← All Docs

MCP Server

Authentication & Scopes

All three Webase MCP endpoints accept the same auth: OAuth 2 bearer tokens (recommended for AI hosts), or an x-api-token header for internal scripts and CI.

OAuth 2 (recommended)

Webase implements OAuth 2 with PKCE. The discovery endpoints below let MCP hosts that follow the OAuth Protected Resource Metadata spec auto-configure with no manual setup.

  • Authorization URLhttps://www.webase.com/oauth/authorize
  • Token URLhttps://www.webase.com/oauth/token
  • Authorization Server Metadatahttps://www.webase.com/.well-known/oauth-authorization-server
  • Protected Resource Metadatahttps://www.webase.com/.well-known/oauth-protected-resource

Pass the access token as Authorization: Bearer <token> on every MCP request.

API token (scripts and CI)

Each Webase user has a long-lived API token visible at Account Settings.
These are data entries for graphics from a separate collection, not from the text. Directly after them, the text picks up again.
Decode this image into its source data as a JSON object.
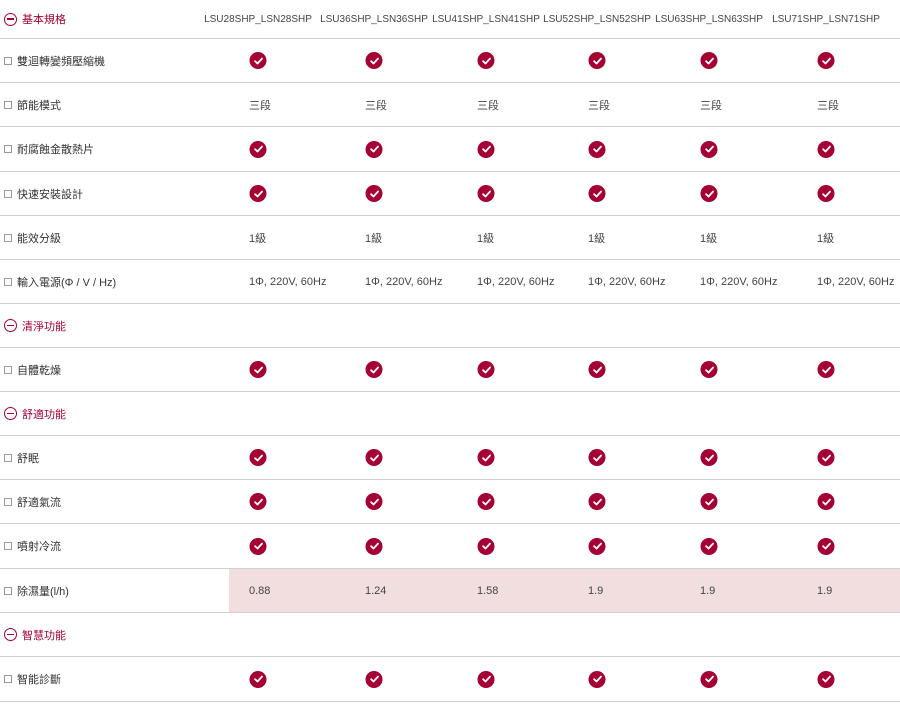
{
  "models": [
    "LSU28SHP_LSN28SHP",
    "LSU36SHP_LSN36SHP",
    "LSU41SHP_LSN41SHP",
    "LSU52SHP_LSN52SHP",
    "LSU63SHP_LSN63SHP",
    "LSU71SHP_LSN71SHP"
  ],
  "accent_color": "#a50034",
  "highlight_color": "#f2dede",
  "rows": [
    {
      "type": "section",
      "label": "基本規格",
      "icon": "collapse-minus-icon"
    },
    {
      "type": "spec",
      "label": "雙迴轉變頻壓縮機",
      "kind": "check",
      "values": [
        true,
        true,
        true,
        true,
        true,
        true
      ]
    },
    {
      "type": "spec",
      "label": "節能模式",
      "kind": "text",
      "values": [
        "三段",
        "三段",
        "三段",
        "三段",
        "三段",
        "三段"
      ]
    },
    {
      "type": "spec",
      "label": "耐腐蝕金散熱片",
      "kind": "check",
      "values": [
        true,
        true,
        true,
        true,
        true,
        true
      ]
    },
    {
      "type": "spec",
      "label": "快速安裝設計",
      "kind": "check",
      "values": [
        true,
        true,
        true,
        true,
        true,
        true
      ]
    },
    {
      "type": "spec",
      "label": "能效分級",
      "kind": "text",
      "values": [
        "1級",
        "1級",
        "1級",
        "1級",
        "1級",
        "1級"
      ]
    },
    {
      "type": "spec",
      "label": "輸入電源(Φ / V / Hz)",
      "kind": "text",
      "values": [
        "1Φ, 220V, 60Hz",
        "1Φ, 220V, 60Hz",
        "1Φ, 220V, 60Hz",
        "1Φ, 220V, 60Hz",
        "1Φ, 220V, 60Hz",
        "1Φ, 220V, 60Hz"
      ]
    },
    {
      "type": "section",
      "label": "清淨功能",
      "icon": "collapse-minus-icon"
    },
    {
      "type": "spec",
      "label": "自體乾燥",
      "kind": "check",
      "values": [
        true,
        true,
        true,
        true,
        true,
        true
      ]
    },
    {
      "type": "section",
      "label": "舒適功能",
      "icon": "collapse-minus-icon"
    },
    {
      "type": "spec",
      "label": "舒眠",
      "kind": "check",
      "values": [
        true,
        true,
        true,
        true,
        true,
        true
      ]
    },
    {
      "type": "spec",
      "label": "舒適氣流",
      "kind": "check",
      "values": [
        true,
        true,
        true,
        true,
        true,
        true
      ]
    },
    {
      "type": "spec",
      "label": "噴射冷流",
      "kind": "check",
      "values": [
        true,
        true,
        true,
        true,
        true,
        true
      ]
    },
    {
      "type": "spec",
      "label": "除濕量(l/h)",
      "kind": "text",
      "highlight": true,
      "values": [
        "0.88",
        "1.24",
        "1.58",
        "1.9",
        "1.9",
        "1.9"
      ]
    },
    {
      "type": "section",
      "label": "智慧功能",
      "icon": "collapse-minus-icon"
    },
    {
      "type": "spec",
      "label": "智能診斷",
      "kind": "check",
      "values": [
        true,
        true,
        true,
        true,
        true,
        true
      ]
    }
  ]
}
Pass it as the x-api-token header. Useful for non-interactive automation. 

curl -X POST https://www.webase.com/mcp/managed/messages \
  -H 'Content-Type: application/json' \
  -H 'x-api-token: <your-api-token>' \
  -d '{"jsonrpc":"2.0","id":1,"method":"tools/list"}'

Scopes

Two tool families use distinct scope prefixes. Read tools require any read-or-write scope in the family; write tools require the matching write scope.

App Gen scopes

  • app_gen_read — list, read source, read evaluations, read records, get preview URL
  • app_gen_write — create / update / delete applications, write source, manage data models, mutate records, deploy, upload builds

PM scopes

  • pm_read — list and read projects, features, project memory, context
  • pm_write — create / update / claim / complete features; update project context

Claude superscope

claudeai grants read and write access across both PM and App Gen. Useful when authoring an OAuth client for an agent that should "do everything."

offline_access

Standard OAuth scope that grants a refresh token alongside the access token. Request it if your MCP host needs to refresh long-running sessions.

Per-endpoint scope behavior

All three endpoints honor the same scope rules — a token granted app_gen_write can call write tools on managed, external, or legacy. The endpoints differ by which tools are registered, not by which scopes they accept.